Open
Description
Hi there,
I am currently working on Bidi Streaming using websockets. I am trying to have a image streaming feature too.
When I send images and audio(or text) together I got response. But I couldn't find a way to get response to only image data. Is there a way to do that?
In main.py, I handle image data like this:
elif mime_type.startswith("image"):
# Send image data (video frames)
decoded_data = base64.b64decode(data)
live_request_queue.send_realtime(Blob(data=decoded_data, mime_type=mime_type))
print(f"[CLIENT TO AGENT]: {mime_type}: {len(decoded_data)} bytes")
on app.js I added:
const startCamButton = document.getElementById('startCamButton')
startCamButton.addEventListener('click', async () => {
try {
startCamButton.disabled = true
startAudioButton.disabled = true
startAudio()
is_audio = true
connectWebsocket()
// Start video capture at fps FPS
await startVideoCapture(videoFrameHandler, fps)
} catch (error) {
console.error('Failed to start camera:', error)

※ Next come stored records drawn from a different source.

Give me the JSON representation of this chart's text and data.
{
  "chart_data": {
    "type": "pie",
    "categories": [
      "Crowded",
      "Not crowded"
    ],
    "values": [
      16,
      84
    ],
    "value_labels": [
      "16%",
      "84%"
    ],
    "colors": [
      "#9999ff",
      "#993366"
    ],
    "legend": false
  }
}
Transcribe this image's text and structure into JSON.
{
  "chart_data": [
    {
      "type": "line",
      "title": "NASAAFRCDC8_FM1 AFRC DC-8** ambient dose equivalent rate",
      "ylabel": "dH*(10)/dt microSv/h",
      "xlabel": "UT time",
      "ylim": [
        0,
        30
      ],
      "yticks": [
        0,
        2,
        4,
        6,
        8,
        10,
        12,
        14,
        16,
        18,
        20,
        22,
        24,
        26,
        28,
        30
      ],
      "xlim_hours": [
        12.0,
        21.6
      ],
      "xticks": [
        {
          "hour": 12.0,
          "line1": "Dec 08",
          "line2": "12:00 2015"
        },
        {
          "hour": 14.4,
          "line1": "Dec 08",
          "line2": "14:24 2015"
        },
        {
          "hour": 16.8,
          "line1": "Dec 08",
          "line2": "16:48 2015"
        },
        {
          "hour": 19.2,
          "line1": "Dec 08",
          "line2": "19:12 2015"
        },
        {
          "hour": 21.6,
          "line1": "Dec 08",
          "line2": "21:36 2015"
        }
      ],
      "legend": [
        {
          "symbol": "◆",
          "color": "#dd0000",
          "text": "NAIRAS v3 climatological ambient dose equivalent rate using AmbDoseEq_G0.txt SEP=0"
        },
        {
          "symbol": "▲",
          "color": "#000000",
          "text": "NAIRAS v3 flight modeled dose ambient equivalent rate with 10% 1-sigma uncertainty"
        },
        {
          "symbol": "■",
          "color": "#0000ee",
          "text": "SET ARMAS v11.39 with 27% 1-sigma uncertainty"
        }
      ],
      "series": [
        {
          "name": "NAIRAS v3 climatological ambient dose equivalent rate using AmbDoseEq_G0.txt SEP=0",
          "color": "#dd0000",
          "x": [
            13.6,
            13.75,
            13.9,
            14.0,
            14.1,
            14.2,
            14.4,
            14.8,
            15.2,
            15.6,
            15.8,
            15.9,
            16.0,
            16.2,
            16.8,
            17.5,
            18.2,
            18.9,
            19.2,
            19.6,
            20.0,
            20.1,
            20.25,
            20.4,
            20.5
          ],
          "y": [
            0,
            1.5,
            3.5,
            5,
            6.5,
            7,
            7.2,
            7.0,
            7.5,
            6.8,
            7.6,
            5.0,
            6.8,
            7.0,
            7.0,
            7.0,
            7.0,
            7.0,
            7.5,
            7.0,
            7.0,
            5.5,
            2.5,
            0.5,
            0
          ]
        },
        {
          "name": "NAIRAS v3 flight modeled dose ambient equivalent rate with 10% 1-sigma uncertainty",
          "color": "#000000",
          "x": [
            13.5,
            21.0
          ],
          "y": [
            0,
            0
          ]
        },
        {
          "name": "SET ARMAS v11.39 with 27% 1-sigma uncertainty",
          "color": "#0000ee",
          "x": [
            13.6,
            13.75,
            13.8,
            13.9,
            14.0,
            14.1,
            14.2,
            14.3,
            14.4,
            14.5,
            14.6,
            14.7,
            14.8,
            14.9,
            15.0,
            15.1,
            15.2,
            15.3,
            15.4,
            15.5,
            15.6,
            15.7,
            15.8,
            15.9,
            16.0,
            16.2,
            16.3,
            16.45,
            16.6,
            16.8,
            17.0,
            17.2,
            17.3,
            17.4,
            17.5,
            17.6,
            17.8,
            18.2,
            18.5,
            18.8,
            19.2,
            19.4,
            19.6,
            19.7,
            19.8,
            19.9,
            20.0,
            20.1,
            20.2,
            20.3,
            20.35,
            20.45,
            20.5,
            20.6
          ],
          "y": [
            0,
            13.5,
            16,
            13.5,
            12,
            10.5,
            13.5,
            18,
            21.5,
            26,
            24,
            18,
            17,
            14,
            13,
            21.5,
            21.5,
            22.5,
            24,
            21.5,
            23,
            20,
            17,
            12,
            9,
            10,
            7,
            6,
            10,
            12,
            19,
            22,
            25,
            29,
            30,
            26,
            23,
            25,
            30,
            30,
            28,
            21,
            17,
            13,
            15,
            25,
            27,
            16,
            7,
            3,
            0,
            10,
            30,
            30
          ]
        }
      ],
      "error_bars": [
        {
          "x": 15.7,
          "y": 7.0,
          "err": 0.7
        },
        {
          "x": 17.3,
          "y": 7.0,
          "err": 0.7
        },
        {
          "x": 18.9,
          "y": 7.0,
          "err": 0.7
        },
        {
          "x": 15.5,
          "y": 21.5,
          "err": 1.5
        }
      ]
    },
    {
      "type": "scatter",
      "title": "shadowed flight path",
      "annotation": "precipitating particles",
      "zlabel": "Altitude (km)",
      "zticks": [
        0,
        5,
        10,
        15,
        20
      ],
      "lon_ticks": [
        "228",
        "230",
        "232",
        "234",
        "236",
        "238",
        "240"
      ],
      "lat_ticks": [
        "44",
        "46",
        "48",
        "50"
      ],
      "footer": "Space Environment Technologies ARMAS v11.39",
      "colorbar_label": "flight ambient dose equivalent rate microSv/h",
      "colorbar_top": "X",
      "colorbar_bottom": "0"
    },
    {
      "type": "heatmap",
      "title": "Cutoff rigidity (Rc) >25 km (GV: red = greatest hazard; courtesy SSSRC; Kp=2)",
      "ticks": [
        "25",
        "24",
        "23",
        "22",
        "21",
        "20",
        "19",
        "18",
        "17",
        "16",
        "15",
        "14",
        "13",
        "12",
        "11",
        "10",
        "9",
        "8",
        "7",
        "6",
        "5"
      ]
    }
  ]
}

startCamButton.disabled = false
alert(
'Failed to access camera. Please make sure you have granted camera permissions.'
)
}
})
// Video frame handler
function videoFrameHandler(frameData) {
// Send the frame data as base64
sendMessage({
mime_type: 'image/jpeg',
data: arrayBufferToBase64(frameData),
})
console.log('[CLIENT TO AGENT] sent video frame: bytes')
}
To app.js.
With these additions, I don't get response to only image data. For example when I say tell me the number of fingers you see continuously, I only got response when I talk. I'd like to send webcam frames and get responses like "You are showing three fingers" without having to speak or type anything.